The general mean for fiber percentage (15.77%) was the same obtained by Fernandes Júnior et al. (2017). However, the general mean for apparent sucrose content was consid erably higher (14.83%). This difference in SP values may be due to the fact that these authors evaluated some families from crosses with Saccharum spontaneum species along with other materials combining high rusticity and low sucrose content.
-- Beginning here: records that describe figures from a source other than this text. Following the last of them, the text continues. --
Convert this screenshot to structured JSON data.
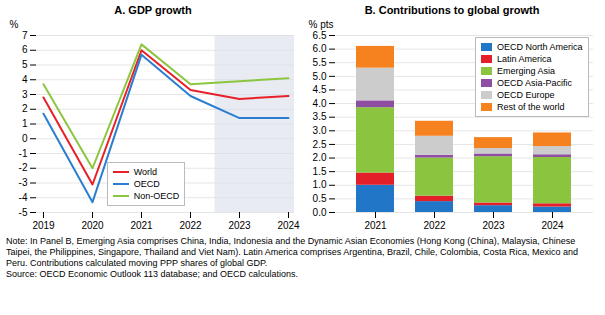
{
  "chart_data": [
    {
      "type": "line",
      "title": "A. GDP growth",
      "ylabel": "%",
      "x": [
        2019,
        2020,
        2021,
        2022,
        2023,
        2024
      ],
      "shaded_x": [
        2023,
        2024
      ],
      "series": [
        {
          "name": "World",
          "color": "#e8202a",
          "values": [
            2.8,
            -3.1,
            6.0,
            3.3,
            2.7,
            2.9
          ]
        },
        {
          "name": "OECD",
          "color": "#2a7ed0",
          "values": [
            1.7,
            -4.3,
            5.7,
            2.9,
            1.4,
            1.4
          ]
        },
        {
          "name": "Non-OECD",
          "color": "#8cc63f",
          "values": [
            3.7,
            -2.0,
            6.4,
            3.7,
            3.9,
            4.1
          ]
        }
      ],
      "ylim": [
        -5,
        7
      ],
      "yticks": [
        -5,
        -4,
        -3,
        -2,
        -1,
        0,
        1,
        2,
        3,
        4,
        5,
        6,
        7
      ],
      "grid": true,
      "legend": "bottom"
    },
    {
      "type": "bar",
      "title": "B. Contributions to global growth",
      "ylabel": "% pts",
      "categories": [
        "2021",
        "2022",
        "2023",
        "2024"
      ],
      "stacked": true,
      "series": [
        {
          "name": "OECD North America",
          "color": "#2176c7",
          "values": [
            1.0,
            0.4,
            0.25,
            0.2
          ]
        },
        {
          "name": "Latin America",
          "color": "#e32029",
          "values": [
            0.45,
            0.2,
            0.1,
            0.12
          ]
        },
        {
          "name": "Emerging Asia",
          "color": "#8bc540",
          "values": [
            2.4,
            1.4,
            1.7,
            1.7
          ]
        },
        {
          "name": "OECD Asia-Pacific",
          "color": "#8e4fa3",
          "values": [
            0.25,
            0.1,
            0.1,
            0.1
          ]
        },
        {
          "name": "OECD Europe",
          "color": "#cccccc",
          "values": [
            1.2,
            0.7,
            0.2,
            0.3
          ]
        },
        {
          "name": "Rest of the world",
          "color": "#f5821f",
          "values": [
            0.8,
            0.55,
            0.4,
            0.5
          ]
        }
      ],
      "ylim": [
        0,
        6.5
      ],
      "yticks": [
        {
          "value": 0,
          "label": "0.0"
        },
        0.5,
        {
          "value": 1,
          "label": "1.0"
        },
        1.5,
        {
          "value": 2,
          "label": "2.0"
        },
        2.5,
        {
          "value": 3,
          "label": "3.0"
        },
        3.5,
        {
          "value": 4,
          "label": "4.0"
        },
        4.5,
        {
          "value": 5,
          "label": "5.0"
        },
        5.5,
        {
          "value": 6,
          "label": "6.0"
        },
        6.5
      ],
      "grid": true,
      "legend": "top right"
    }
  ],
  "note": "Note: In Panel B, Emerging Asia comprises China, India, Indonesia and the Dynamic Asian Economies (Hong Kong (China), Malaysia, Chinese Taipei, the Philippines, Singapore, Thailand and Viet Nam). Latin America comprises Argentina, Brazil, Chile, Colombia, Costa Rica, Mexico and Peru. Contributions calculated moving PPP shares of global GDP.",
  "source": "Source: OECD Economic Outlook 113 database; and OECD calculations."
}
It is worth mentioning that the best family selected by Fernades Júnior et al. (2017) presented a fiber content of 17%, while sucrose apparent percentage was 11.33%. These results evidence the difficulty to simultaneously concentrate high fiber and sucrose content in a genotype, since these parameters are not correlated (0.06 correlation, 21). Therefore, in order to “optimize” these traits in genotypes obtained by artificial hybridization, several selection cycles are necessary
In the present work, considering sugar mill demands (varieties with fiber content between 12 and 17% and sucrose content about 13%), genotypes EECAC 06, EECAC 03, EECAC 04 and EECAC 07 could be commercially exploited (Table 4, page 17). EECAC 03 genotype also showed higher fiber productivity per hectare. These genotypes presented higher genotypic stability and adaptability, for all traits and throughout the harvest cycles.
Conclusion
Mixed models constitute an efficient tool for sugarcane selection focused on fiber and sucrose production. This methodology provides significant genetic gains based on predicted genetic values free from interaction with harvest cycles.
The evaluated genotypes present high fiber and sucrose productivity, genotypic adapt ability and stability throughout harvest cycles, indicating longevity in the sugarcane crop.
Genotypes EECAC 06, EECAC 04, EECAC 03 and EECAC 08 presented favorable fiber and sucrose percentages, towards greater capacity for bioenergy and sugar production.